The What to Keep study was commissioned by Jisc and undertaken from May 2018 to January 2019.
Among the key findings from the study are:
- The main drivers for what to keep are research integrity and reproducibility (the availability of the data supporting the findings in research); and the potential for reuse (availability of data for sharing with other users).
- Research grant terms and other legal requirements (e.g. for clinical trials data) can specify a minimum term for which research data must be kept and at a basic level that sets one simple retention criterion.

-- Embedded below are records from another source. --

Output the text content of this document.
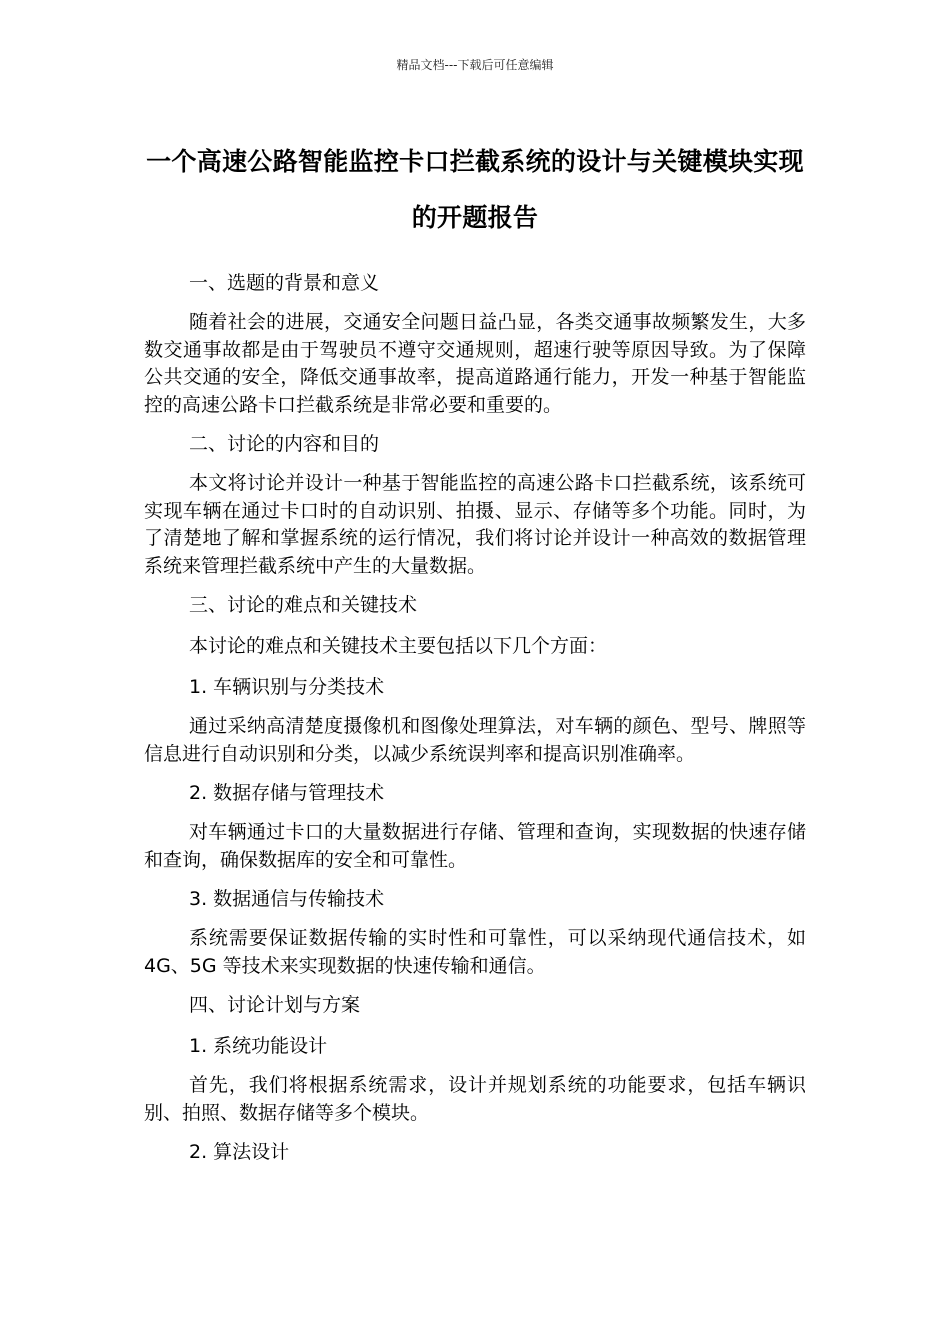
精品文档---下载后可任意编辑
一个高速公路智能监控卡口拦截系统的设计与关键模块实现的开题报告
一、选题的背景和意义
随着社会的进展，交通安全问题日益凸显，各类交通事故频繁发生，大多数交通事故都是由于驾驶员不遵守交通规则，超速行驶等原因导致。为了保障公共交通的安全，降低交通事故率，提高道路通行能力，开发一种基于智能监控的高速公路卡口拦截系统是非常必要和重要的。
二、讨论的内容和目的
本文将讨论并设计一种基于智能监控的高速公路卡口拦截系统，该系统可实现车辆在通过卡口时的自动识别、拍摄、显示、存储等多个功能。同时，为了清楚地了解和掌握系统的运行情况，我们将讨论并设计一种高效的数据管理系统来管理拦截系统中产生的大量数据。
三、讨论的难点和关键技术
本讨论的难点和关键技术主要包括以下几个方面：
1. 车辆识别与分类技术
通过采纳高清楚度摄像机和图像处理算法，对车辆的颜色、型号、牌照等信息进行自动识别和分类，以减少系统误判率和提高识别准确率。
2. 数据存储与管理技术
对车辆通过卡口的大量数据进行存储、管理和查询，实现数据的快速存储和查询，确保数据库的安全和可靠性。
3. 数据通信与传输技术
系统需要保证数据传输的实时性和可靠性，可以采纳现代通信技术，如 4G、5G 等技术来实现数据的快速传输和通信。
四、讨论计划与方案
1. 系统功能设计
首先，我们将根据系统需求，设计并规划系统的功能要求，包括车辆识别、拍照、数据存储等多个模块。
2. 算法设计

However, as these dates begin to expire an increasing number of datasets will need review and potentially more complex appraisal decisions made on whether they are retained.
- It is essential to consider not only what and why to keep data, but for how long to keep it, where to keep it, and increasingly how to keep it in ways that reflects its potential value, cost, and available funding.
- For funders from all disciplines, including UK Research and Innovation (UKRI), the optimal research data to keep are:
- Data which support primary research findings, e.g. are necessary to reproduce or query those findings
- Data that is of obvious long term value e.g. longitudinal studies
- Data which is subject to legal requirements
- Data with short term value for one purpose or set of users, but which can also have long term value for other purposes or users.
Some questions remain around what to keep in relation to instrumentation data, outputs from models and simulations, serendipity and “Curated Databases”.
Regarding supplementary data and materials, we should keep metadata, some software/algorithms/codes supporting data reproduction or interpretation, and physical materials.
The CESSDA SaW Cost Benefit Advocacy Toolkit provides valuable tools for thinking about future cost and benefits of research data.